- Name: Jhon Hader Betancourt
- Position: Businessman
- Deprived of liberty from: August 16, 2019
- Judgment: Awaiting trial
- Country: Venezuela
- Place of confinement: SEBIN
- Health condition: Severe health conditions
- Torture complaint: Subject to torture and inhumane prison conditions
On April 30, 2019, Mr. Betancourt was on his way to work on his motorcycle for the Altamira distributor, and stopped when he saw that there was a significant group of people in the middle of the distributor headed by Juan Guaidó and Leopoldo López. At some point while observing, López approached him to shake his hand, as he did with other people who had approached the Distributor. Those images were recorded by TV and people who recorded and published on social networks. 4 months later, on August 16, 2019, officials of the FAES Group showed up at the commercial premises of the El Cementerio Market in Caracas, where the victim works, and took him into custody, without an arrest warrant. They involve him with the alleged “State Coup” that Guaidó and López wanted to give him that day. The FAES group is attached to the National Police.
For 4 days he remained completely isolated in the custody of SEBIN without his relatives and lawyer knowing about his whereabouts. He had been arrested by officials of the FAES of the National Police and handed him over hours later to SEBIN and there was no public information about where they had him until he was transferred to the Court for the presentation hearing. SEBIN is attached to the Vice Presidency of the Republic.

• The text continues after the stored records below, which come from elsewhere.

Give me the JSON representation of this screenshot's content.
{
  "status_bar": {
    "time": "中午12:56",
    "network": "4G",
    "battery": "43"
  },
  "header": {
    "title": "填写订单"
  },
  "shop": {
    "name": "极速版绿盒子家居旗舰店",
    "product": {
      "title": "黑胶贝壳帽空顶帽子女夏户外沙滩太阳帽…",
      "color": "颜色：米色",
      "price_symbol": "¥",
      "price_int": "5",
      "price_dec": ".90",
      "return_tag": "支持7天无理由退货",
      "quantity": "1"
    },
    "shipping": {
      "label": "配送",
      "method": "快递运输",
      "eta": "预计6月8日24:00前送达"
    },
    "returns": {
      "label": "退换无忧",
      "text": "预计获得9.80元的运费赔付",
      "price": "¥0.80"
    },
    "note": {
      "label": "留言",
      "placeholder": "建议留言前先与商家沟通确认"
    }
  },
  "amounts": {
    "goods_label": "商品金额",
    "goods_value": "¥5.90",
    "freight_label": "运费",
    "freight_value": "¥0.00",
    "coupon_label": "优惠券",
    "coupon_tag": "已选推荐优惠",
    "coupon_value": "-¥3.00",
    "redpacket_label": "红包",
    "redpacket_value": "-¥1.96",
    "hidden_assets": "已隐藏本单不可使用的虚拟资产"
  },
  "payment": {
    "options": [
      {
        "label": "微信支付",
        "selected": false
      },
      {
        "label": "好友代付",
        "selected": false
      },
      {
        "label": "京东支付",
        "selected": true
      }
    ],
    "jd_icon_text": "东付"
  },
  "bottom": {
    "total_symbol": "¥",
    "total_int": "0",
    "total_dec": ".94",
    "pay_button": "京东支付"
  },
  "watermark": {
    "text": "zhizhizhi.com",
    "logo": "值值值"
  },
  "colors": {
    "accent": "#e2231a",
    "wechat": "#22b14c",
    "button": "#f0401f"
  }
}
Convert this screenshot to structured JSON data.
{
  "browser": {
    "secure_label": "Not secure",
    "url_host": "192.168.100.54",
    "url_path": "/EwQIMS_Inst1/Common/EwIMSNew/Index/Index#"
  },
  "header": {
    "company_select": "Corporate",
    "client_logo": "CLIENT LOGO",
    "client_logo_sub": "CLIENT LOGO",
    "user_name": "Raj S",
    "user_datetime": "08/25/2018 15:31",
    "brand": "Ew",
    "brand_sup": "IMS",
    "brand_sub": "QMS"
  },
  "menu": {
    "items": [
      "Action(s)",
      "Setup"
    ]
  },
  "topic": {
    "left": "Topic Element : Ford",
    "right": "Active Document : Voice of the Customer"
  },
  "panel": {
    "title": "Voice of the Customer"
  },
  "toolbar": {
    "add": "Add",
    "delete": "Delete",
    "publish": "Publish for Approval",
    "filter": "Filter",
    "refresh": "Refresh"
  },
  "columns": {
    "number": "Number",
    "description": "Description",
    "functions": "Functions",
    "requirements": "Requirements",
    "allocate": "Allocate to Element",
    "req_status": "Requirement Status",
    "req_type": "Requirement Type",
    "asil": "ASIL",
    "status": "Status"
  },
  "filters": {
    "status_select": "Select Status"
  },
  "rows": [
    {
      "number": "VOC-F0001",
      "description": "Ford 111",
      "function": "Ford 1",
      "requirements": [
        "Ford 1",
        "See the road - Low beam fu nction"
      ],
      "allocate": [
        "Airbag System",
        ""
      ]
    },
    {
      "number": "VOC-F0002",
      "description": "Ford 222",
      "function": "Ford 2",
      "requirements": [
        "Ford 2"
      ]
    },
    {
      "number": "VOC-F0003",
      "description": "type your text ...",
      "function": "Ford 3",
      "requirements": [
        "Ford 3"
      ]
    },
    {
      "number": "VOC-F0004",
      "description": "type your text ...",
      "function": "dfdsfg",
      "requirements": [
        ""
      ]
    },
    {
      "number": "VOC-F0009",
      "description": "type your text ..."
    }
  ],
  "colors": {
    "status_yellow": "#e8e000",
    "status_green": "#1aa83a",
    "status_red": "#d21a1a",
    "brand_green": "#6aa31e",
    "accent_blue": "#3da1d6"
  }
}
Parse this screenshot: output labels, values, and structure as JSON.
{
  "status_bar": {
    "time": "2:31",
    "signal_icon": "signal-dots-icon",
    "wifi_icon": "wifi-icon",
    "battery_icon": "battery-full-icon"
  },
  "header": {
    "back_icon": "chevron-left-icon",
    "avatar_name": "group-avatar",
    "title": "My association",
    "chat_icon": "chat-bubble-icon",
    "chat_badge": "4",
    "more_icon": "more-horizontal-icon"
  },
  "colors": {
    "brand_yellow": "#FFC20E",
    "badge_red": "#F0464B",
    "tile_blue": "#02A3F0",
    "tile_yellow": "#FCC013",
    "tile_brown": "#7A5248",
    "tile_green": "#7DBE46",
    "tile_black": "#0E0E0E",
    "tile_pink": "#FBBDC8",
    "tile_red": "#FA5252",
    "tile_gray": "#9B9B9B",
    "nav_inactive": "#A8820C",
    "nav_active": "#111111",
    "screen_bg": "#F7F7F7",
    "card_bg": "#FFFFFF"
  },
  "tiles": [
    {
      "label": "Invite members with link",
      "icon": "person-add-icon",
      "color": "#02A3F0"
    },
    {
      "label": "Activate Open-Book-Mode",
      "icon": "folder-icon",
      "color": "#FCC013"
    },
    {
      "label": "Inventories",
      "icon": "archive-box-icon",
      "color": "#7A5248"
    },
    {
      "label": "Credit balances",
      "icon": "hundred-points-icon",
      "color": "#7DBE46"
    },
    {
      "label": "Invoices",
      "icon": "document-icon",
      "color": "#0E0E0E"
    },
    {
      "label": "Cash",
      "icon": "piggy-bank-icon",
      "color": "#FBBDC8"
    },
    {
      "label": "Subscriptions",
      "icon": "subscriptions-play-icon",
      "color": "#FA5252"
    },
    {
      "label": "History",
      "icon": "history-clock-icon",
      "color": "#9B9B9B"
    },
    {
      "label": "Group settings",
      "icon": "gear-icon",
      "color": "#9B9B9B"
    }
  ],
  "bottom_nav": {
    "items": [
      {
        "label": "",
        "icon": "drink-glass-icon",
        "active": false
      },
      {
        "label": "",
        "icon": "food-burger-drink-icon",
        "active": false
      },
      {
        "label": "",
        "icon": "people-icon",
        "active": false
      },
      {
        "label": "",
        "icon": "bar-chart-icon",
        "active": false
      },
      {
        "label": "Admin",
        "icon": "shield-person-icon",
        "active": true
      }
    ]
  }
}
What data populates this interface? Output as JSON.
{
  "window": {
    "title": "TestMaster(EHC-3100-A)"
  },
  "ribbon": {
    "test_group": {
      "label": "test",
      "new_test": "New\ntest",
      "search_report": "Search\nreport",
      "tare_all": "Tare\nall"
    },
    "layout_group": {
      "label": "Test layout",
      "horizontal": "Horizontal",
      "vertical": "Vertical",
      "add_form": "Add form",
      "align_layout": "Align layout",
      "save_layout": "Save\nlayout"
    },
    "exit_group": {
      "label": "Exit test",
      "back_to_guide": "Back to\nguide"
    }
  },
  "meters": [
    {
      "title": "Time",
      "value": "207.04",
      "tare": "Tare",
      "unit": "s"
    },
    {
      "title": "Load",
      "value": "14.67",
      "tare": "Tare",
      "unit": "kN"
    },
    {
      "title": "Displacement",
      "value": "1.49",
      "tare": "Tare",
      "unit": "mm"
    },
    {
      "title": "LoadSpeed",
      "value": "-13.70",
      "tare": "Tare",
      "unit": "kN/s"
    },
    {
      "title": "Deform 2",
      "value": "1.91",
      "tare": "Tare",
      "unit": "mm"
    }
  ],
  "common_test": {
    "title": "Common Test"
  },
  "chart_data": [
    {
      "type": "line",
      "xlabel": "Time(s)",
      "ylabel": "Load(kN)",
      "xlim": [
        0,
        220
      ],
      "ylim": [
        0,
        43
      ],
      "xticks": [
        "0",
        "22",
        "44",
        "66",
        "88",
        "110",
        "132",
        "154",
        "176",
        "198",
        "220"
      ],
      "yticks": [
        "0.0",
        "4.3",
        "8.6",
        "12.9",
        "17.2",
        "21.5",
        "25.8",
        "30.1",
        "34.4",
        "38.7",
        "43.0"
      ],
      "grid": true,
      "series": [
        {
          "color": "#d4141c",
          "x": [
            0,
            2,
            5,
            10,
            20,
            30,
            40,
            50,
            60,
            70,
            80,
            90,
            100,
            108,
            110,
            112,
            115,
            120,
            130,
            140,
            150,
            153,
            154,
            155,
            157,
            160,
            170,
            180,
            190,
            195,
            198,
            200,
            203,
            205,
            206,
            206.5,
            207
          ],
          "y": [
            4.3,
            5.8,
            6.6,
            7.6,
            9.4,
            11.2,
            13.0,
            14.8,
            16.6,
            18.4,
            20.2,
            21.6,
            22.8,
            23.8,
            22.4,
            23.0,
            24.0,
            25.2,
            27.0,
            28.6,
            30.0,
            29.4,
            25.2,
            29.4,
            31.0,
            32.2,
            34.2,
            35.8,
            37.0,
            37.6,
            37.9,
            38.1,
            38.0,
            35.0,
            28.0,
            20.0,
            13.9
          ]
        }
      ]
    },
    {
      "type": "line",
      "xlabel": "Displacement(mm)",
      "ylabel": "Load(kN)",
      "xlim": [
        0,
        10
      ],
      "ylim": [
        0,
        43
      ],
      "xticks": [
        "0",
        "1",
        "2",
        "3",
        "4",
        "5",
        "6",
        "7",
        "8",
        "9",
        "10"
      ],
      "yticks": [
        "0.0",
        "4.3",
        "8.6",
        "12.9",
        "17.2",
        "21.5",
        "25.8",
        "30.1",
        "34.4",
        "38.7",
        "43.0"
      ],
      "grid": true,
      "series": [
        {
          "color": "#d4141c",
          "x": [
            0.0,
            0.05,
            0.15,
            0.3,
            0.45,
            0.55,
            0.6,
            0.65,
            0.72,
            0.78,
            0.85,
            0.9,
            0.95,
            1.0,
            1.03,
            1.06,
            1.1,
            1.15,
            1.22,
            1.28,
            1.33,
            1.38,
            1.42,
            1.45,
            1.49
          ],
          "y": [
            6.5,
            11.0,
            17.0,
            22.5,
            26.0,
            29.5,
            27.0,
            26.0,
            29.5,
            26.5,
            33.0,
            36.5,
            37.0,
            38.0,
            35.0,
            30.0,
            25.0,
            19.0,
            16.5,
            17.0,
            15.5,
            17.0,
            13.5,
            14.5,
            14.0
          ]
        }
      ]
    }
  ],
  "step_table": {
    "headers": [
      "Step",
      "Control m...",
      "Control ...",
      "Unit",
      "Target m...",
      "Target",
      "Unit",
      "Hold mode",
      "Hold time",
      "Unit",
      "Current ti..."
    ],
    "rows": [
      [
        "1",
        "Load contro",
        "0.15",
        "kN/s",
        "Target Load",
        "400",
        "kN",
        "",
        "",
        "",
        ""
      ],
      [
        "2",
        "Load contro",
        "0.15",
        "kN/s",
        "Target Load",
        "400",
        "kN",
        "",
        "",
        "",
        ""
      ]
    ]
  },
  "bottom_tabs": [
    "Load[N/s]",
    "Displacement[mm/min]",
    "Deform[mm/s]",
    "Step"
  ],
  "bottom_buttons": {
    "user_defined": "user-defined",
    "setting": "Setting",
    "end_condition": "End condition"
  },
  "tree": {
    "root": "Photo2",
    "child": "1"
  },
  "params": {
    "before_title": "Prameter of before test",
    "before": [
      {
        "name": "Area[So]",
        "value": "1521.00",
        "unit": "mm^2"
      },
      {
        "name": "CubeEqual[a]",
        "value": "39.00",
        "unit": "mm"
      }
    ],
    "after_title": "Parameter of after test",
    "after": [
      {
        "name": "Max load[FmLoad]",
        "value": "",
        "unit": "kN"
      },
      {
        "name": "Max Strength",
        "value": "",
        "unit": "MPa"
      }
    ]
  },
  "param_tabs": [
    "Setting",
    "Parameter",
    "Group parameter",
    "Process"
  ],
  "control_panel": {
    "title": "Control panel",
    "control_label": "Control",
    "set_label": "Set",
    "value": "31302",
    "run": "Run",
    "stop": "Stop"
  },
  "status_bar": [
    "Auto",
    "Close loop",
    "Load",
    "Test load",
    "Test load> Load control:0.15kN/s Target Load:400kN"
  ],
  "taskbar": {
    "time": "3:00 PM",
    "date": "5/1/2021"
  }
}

He was handcuffed by hands and feet for 4 continuous days, and beaten multiple times, including in the head. Then he was locked up and isolated in a totally dark cell for 4 days in the SEBIN, without any visibility, without ventilation, without food and without water, and only came out when he was interrogated and beaten. On the last day they gave him some water since he suffered a hypertension crisis. He made his physiological needs on top of it. He was a victim of psychological torture, he was threatened with his family, with his wife and children telling him that they were going to hurt him. He was also hit hard in the head, in fact he still currently has a crack in the head by the blows, the victim thinks he was hit with blunt objects.
Today, behind the bars of the Bolivarian National Intelligence Service SEBIN, Betancourt’s twin children need a “high-risk surgical intervention” for presenting mixed quadriparesis. So they ask for a humanitarian measure for the detainee, because the two children in wheelchairs “need their father next to them,” since in addition to not committing any crime, he is the breadwinner of the household and five other children. The defense of Betancourt Restrepo “has presented all the necessary elements as a means of proof between videos, emergency brief, witnesses and required proceedings, to prosecutor 67 Mora Salcedo, consigning evidence of the unfairness and violation of this whole process.”
Sponsors
Name : Miguel Ángel Rodriguez Echeverría
Position: Former President of Costa Rica

Observations
Miguel Ángel Rodríguez Echeverría is a Costa Rican economist, businessman, lawyer, and politician. Rodríguez was Minister of Planning (1967-1970) and of the Presidency (1970) and Director of the Central Bank during the administration of José Joaquín Trejos (1966-1969), deputy of the Legislative Assembly in the period 1990-1994, in which he held the Presidency of Congress, 43rd president of the Republic from May 8, 1998 to May 8, 2002 and was unanimously elected secretary general of the Organization of American.
For five decades he has remained active in the academic field as a professor at the School of Economics of the University of Costa Rica and at the Autonomous University of Central America. He is the author of numerous books and articles on economic, social and political issues.
He was a visiting professor at the University of California Berkeley in 1968, at Carlos Tercero University in 2003 and from 2002 to 2004 at the Elliott School of International Affairs at George Washington University, in the city of Washington. He has served in recent years on the board of directors of the International Foundation for Electoral Systems and on the advisory board of Initiative for Policy Dialogue, in addition to chairing the advisory group of the consulting firm Manatt Jones Global Strategies.